5. 6. 7. The parties seem to have treated it as a good-faith effort to complete the work, though it is manifest that the farmers have not received the whole benefits for which they are assessed. Appellants’ contentions are the failure to complete the work by September 1, 1906, and that in contracts of this character time is necessarily of the essence of the contract. Taking judicial notice of the action of the elements, we know that ditches will fill up, that weeds, grass and obstructions of various' kinds will make great progress in two years, and that only by doing the work within reasonable approximation of the time fixed can the waterway be kept open and the benefits received for which assessments are made. It is not shown that relator was not financially responsible, and presumably the surveyor,gave a good bond. It is made the duty of surveyors and trustees to keep ditches in repair, and there is a liability upon their bonds for failing to do so. It is notorious that they give little attention to their duty with respect to keeping drains in repair, and a few suits on their bonds would probably have a wholesome effect. The rule of acquiescence in delay, as between persons contracting in a private capacity, can have no relevancy to the duty of public officers and those contracting for the discharge of a public duty. In such cases public officers cannot waive the obligation and duty as against the public. Board, etc., v. Otis (1875), 62 N. Y. 88, 96; Commissioners, etc., v. MacRae (1883), 89 N. C. 95; Looney v. Hughes (1863), 26 N. Y. 514; People v. Jenkins (1861), 17 Cal. *500; Bonta v. Mercer County Court (1870), 7 Bush 576; *39Mayor, etc., v. Merritt (1875), 27 La. Ann. 568; Duncan v. State (1852), 7 La. Ann. 377; Supervisors, etc., v. Knipfer (1875), 37 Wis. 496.

3. 8. Such contracts as the one before us are necessarily ones of entirety, and time is material in order to accomplish the end for which assessments are made, and to drag the work along until the period for recleaning under the law arrives would be a gross injustice to those who are required to pay for it. It is alleged that from station 181 to station 135 the work was seasonably done, and in reasonable compliance with the specifications, but we see no way of apportioning the expense — in view of the fact that the assessments are made as covering the whole cost — so as to remove the case from the category of entire contracts; therefore appellee must recover all or none.
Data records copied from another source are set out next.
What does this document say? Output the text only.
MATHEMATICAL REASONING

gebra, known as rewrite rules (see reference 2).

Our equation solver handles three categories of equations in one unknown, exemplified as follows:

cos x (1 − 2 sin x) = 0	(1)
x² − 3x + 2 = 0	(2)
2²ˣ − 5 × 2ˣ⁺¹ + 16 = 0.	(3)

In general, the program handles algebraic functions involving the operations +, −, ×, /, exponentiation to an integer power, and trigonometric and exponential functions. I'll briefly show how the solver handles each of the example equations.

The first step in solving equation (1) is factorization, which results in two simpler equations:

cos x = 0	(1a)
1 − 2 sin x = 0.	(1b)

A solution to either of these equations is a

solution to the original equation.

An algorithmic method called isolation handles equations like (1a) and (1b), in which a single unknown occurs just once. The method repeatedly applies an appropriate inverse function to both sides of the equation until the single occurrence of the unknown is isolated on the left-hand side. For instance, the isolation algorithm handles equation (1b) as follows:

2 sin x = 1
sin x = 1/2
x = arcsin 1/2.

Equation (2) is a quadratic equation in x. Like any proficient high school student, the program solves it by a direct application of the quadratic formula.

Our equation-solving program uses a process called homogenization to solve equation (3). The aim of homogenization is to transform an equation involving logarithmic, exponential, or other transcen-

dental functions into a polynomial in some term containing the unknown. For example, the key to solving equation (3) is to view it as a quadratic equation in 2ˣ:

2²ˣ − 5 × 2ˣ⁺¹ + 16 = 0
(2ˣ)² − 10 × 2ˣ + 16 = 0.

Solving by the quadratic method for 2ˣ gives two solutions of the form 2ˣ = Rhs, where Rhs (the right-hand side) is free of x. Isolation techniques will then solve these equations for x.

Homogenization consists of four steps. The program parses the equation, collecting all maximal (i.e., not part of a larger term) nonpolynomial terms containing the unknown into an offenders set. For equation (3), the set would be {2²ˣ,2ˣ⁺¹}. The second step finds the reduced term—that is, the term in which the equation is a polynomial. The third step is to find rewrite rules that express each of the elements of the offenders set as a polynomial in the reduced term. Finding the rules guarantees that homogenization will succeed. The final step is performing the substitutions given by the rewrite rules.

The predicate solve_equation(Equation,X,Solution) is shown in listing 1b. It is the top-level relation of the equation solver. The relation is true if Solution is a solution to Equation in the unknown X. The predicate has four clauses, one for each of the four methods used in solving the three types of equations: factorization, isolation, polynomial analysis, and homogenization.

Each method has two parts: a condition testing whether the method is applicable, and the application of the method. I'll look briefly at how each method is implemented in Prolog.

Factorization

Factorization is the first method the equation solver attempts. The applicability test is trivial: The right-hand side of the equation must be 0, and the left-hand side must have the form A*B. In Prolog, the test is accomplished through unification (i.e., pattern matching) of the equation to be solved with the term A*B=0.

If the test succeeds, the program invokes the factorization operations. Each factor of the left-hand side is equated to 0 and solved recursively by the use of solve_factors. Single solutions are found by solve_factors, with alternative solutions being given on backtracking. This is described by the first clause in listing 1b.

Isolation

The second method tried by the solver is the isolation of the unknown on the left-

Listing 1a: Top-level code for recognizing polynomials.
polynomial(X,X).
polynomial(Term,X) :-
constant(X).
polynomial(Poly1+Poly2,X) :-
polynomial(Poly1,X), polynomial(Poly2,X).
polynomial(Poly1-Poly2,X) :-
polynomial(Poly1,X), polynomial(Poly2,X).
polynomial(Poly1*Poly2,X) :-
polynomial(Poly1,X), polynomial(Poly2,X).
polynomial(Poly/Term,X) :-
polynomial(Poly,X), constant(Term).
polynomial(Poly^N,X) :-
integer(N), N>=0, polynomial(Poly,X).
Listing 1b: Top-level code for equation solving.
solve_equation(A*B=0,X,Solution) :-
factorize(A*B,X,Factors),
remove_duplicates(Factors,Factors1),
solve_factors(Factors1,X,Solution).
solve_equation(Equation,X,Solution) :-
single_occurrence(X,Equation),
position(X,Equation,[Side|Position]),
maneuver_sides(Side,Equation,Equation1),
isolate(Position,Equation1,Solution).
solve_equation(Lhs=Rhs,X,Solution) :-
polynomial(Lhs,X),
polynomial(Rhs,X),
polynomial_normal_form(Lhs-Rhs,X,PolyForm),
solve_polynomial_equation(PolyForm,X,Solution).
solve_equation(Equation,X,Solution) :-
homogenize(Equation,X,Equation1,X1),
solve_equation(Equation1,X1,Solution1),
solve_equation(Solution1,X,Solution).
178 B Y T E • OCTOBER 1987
It is not shown that relator was entitled to have the work accepted in sections, neither is it shown when it was claimed that the work was actually completed. It would be manifestly unjust to require appellants to pay for something they have not obtained, and cannot obtain from the assessments, and equally manifest, in order that relator sustain his contention, that he show plainly a clear and imperative legal duty for the officer to accept the ditch and that no other remedy exists, which we think is not shown. Town of Windfall City v. State, ex rel. (1909), 172 Ind. 302. To hold otherwise would be to adjudge indirectly the validity of the assessments, and leave the landowners remediless, except a possible suit on the surveyor’s bond, and this is based upon the ground of waiver by the surveyor, which is not to be tolerated.

9. Nor will mandamus lie where the relator is at fault, or where it will work injustice. Teeple v. State, ex rel. (1908), 171 Ind. 268.

*4010. *39We see no reason why relator may not have a right of action upon the surveyor’s bond for such damages as he *40may have sustained, if any, by reason of the surveyor’s neglect of a duty owing to relator, and if so, this action would not lie; but in any event, we do not think relator shows a clear right and an imperative duty on the part of the officer to accept the work, and the burden is upon him to make this appear; and it does appear that he is at fault, and that his claim would work injustice to the landowners, both because of the lack of the benefits for which they are called on to pay, and in the possible losses from insufficient drainage.

The judgment is reversed, with instructions to the court below to sustain the demurrer to the petition, and for further proceedings not inconsistent with this opinion.